Context
At the recently held 77th World Health Assembly, member states approved a draft resolution on improving organ transplantation availability, including human cells and tissues.
Key Highlights
- The decision tasked countries with growing a worldwide strategy to be offered for adoption in 2026.
- It also recommended the status quo of a World Donor Day to elevate public consciousness and donations.
- The decision advised the director-general to set up an professional committee under the Regulations for Expert Advisory Panels and Committees, to help the Secretariat in growing the proposed global strategy and its implementation.
Organ transplantation
- Organ transplantation is the life-saving therapy for end-level organ failure.

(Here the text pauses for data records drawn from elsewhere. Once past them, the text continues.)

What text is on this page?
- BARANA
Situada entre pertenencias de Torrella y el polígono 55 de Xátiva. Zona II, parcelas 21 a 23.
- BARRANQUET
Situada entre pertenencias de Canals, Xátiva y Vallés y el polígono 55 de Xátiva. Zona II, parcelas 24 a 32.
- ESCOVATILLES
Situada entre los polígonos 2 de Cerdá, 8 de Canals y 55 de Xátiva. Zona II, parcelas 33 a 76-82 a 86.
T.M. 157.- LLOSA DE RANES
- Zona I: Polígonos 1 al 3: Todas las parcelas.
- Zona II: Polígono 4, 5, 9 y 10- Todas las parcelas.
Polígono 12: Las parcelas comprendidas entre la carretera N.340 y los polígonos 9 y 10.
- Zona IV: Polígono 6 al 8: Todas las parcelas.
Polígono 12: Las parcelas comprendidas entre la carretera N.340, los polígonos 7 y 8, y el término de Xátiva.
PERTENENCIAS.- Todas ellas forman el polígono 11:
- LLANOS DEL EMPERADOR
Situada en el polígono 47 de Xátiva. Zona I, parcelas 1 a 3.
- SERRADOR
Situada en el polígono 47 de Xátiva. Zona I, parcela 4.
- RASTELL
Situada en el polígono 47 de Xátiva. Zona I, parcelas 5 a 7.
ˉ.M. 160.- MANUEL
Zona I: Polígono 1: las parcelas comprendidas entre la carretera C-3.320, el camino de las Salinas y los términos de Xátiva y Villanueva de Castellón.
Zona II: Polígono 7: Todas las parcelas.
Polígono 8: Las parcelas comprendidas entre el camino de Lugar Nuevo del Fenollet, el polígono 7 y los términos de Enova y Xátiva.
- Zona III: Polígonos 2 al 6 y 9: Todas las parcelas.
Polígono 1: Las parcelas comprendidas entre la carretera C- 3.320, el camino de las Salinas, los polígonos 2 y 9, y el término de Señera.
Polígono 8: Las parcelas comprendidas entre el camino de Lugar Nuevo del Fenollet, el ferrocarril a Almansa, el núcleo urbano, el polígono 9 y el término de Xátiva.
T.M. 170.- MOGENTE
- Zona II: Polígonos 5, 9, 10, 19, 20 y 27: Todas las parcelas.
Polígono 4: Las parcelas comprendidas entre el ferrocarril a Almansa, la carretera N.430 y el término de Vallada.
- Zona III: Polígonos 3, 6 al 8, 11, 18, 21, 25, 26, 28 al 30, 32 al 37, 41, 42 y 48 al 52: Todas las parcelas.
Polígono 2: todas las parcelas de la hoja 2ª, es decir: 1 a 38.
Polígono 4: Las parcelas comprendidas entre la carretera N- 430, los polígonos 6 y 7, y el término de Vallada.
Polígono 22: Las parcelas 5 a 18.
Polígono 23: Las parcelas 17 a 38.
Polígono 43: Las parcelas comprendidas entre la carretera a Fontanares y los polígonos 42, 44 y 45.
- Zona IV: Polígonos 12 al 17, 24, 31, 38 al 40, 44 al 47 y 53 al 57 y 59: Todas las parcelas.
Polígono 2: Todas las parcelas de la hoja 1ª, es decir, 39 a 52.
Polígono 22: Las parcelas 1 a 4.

- It involves the elimination of damaged/injured tissues or organs from the frame of a person and their substitution by similar tissues/organs from a donor; and it’s the act of surgical removal of an organ from one character and setting it into another character.
- The most typically transplanted organs are the kidney, liver, coronary heart, lungs, pancreas & intestines, and tissues are corneas, coronary heart valves, skin and bone.
- The international’s first successful organ transplant was kidney transplantation which was undertaken by David Hume and Joseph Kelly at the Peter Brigham Hospital in Boston in 1954.
- The first kidney transplant in India was executed on 1st December, 1971 at the Christian Medical College, Vellore (Tamil Nadu).
Data Analysis
- According to the WHO press release, “The latest data of 2022 from the Global Observatory on Donation and Transplantation indicate that more than 150,000 stable organ transplants (≤ 10 percent of global needs) are achieved worldwide annually, that is an increase of 52 per cent as compared with 2010.”
- India sees 17,000–18,000 strong organ transplants executed each year—the most in the world after the US and China—but remains behind several excessive-earnings countries in transplantation rates per million population (0.65).
Related Steps
- National Organ Transplant Programme: Directorate General of Health Services, Government of India is implementing National Organ Transplant Programme for wearing out the sports as per change Act, education of manpower and advertising organ donation from deceased persons.
- National Organ & Tissue Transplant Organization (NOTTO): NOTTO is a National stage enterprise installation under the Directorate General of Health Services, Ministry of Health & Family Welfare, Government of India.
- Legal framework in India: India passed the Transplantation of Human Organs Act (THOA) in 1994, final amended in 2014. The act permits each deceased and residing donor to donate their organs and tissues. The act made commercialisation of organs a punishable offence and legalised the concept of brain death in India.
Challenges
- Despite the progress in organ transplantation in India, particularly in nephrology, over the last 5 to 6 years, inclusivity and equity for plenty sufferers is a huge situation
- The utilisation of organs from deceased donors is suboptimal due to a mess of things which includes non secular and cultural beliefs, health-care device reports,
- The discrepancy among recent donation rate and need for transplants fuels a rise in unlawful operations
- The present day legal manner makes the procedure very lengthy and tiring for common humans, and creates loopholes for illegal activities to thrive.
- The COVID-19 pandemic had a profound, terrible impact on donation and transplantation activities, with an emphasis on tactics designed to reinforce the resilience of healthcare systems.
- Insufficient access to transplantation remedies is one of the root reasons of trafficking in people for organ removal and trafficking in human organs.
Suggestions
- Transplantation in India has come a protracted way, however the massive burden of people living with chronic ailment makes accessibility and availability a massive mission.
- Therefore, an important factor of organ transplantation is prevention and early detection of persistent disorder.
- Early detection and screening will require a robust diagnostics infrastructure within the public sector.
- There is a want for persevered communication at the legal and moral factors of organ donation further to promote consciousness round deceased organ donation.
- There is a need to “establish, in which suitable, official international cooperation for the trade of human cells, tissues and organs or transplant services, based totally at the principles of reciprocity and harmony, as a means of facilitating usual access to transplantation remedies”.